PLAN PASTORAL

Don Amadeo:

III VIVIR EN COMUNIÓN HACE CREÍBLE EL EVANGELIO

 Jesús nunca estuvo solo

Puestos de relieve estos preámbulos que nos ayudan a interpretar todo lo que nos vamos a encontrar, a partir de ahora me quiero centrar en la comunión eclesial, que tan imprescindible es como cimiento de toda la construcción y presentación del misterio de Cristo. «Que todos sean uno para que el mundo crea» (Jn 17,21).

El Evangelio solo es creíble si sus testigos saben vivir la unidad, la comunión. Pero es importante empezar recordando que el punto de reunión interior de la Iglesia es Cristo. Jesucristo nunca está solo; es «uno con el Padre» ( Jn 10,30) y vino a reunir en la Iglesia «a los que estaban dispersos» ( Jn 11,52; Mt 12,30). La Iglesia es comunión por designio divino.

Como ya hemos recordado, se puede decir que la Iglesia está estructurada en su comunión a imagen y semejanza de la comunión trinitaria. Del mismo modo que en la Trinidad el amor es distinción de personas y superación de lo distinto en la unidad del misterio, así también en la Iglesia, la variedad de personas y dones tiene que converger en la unidad del pueblo de Dios.

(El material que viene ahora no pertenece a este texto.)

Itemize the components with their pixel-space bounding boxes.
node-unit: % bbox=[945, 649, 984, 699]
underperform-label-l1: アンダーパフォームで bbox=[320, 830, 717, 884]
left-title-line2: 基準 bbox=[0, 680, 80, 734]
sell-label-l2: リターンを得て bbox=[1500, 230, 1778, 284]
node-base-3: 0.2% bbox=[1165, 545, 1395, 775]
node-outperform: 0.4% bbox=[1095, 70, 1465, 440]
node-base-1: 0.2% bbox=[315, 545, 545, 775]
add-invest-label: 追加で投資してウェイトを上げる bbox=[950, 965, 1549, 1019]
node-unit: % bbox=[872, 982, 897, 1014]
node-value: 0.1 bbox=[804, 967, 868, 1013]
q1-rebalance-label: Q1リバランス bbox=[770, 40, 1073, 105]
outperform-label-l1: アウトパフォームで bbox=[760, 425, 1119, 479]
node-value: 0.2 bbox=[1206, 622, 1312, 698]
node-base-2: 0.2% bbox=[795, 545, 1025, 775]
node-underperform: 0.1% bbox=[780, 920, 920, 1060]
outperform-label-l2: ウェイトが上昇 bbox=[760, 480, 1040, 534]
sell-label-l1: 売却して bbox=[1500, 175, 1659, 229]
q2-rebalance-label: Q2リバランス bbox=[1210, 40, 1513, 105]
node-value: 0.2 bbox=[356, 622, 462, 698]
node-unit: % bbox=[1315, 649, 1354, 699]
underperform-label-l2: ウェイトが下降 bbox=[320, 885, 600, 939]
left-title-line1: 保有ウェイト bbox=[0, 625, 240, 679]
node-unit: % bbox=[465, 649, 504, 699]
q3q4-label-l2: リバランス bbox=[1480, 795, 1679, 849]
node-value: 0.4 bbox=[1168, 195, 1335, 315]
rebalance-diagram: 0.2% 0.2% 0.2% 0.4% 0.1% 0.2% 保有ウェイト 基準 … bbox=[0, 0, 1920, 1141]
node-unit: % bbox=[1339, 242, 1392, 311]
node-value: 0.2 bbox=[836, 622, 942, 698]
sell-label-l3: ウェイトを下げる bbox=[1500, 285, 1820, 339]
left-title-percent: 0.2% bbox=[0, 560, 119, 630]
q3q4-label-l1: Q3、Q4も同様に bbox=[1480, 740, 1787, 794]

La Iglesia, santa y a la vez pecadora, lleva en sus entrañas los signos de un encuentro inaudito entre el mundo del Espíritu y el mundo de los hombres. Por eso, su primera misión es hacer presente en todo tiempo y frente a todas las situaciones el encuentro de Dios con los hombres, tal y como lo realizó Jesucristo encarnado.

La Iglesia, casa y escuela de comunión

La comunión eclesial es el lugar del encuentro entre la historia trinitaria y la historia humana, lugar en el que la una pasa continuamente a la otra para transformarla y vivificarla, y donde la historia de este mundo se dirige a un cumplimiento en Dios. Por eso, vivir en comunión, realizar nuestra misión en comunión no es algo opcional, es una experiencia fundamental que marca nuestra vida cristiana en una espiritualidad muy concreta, la de comunión.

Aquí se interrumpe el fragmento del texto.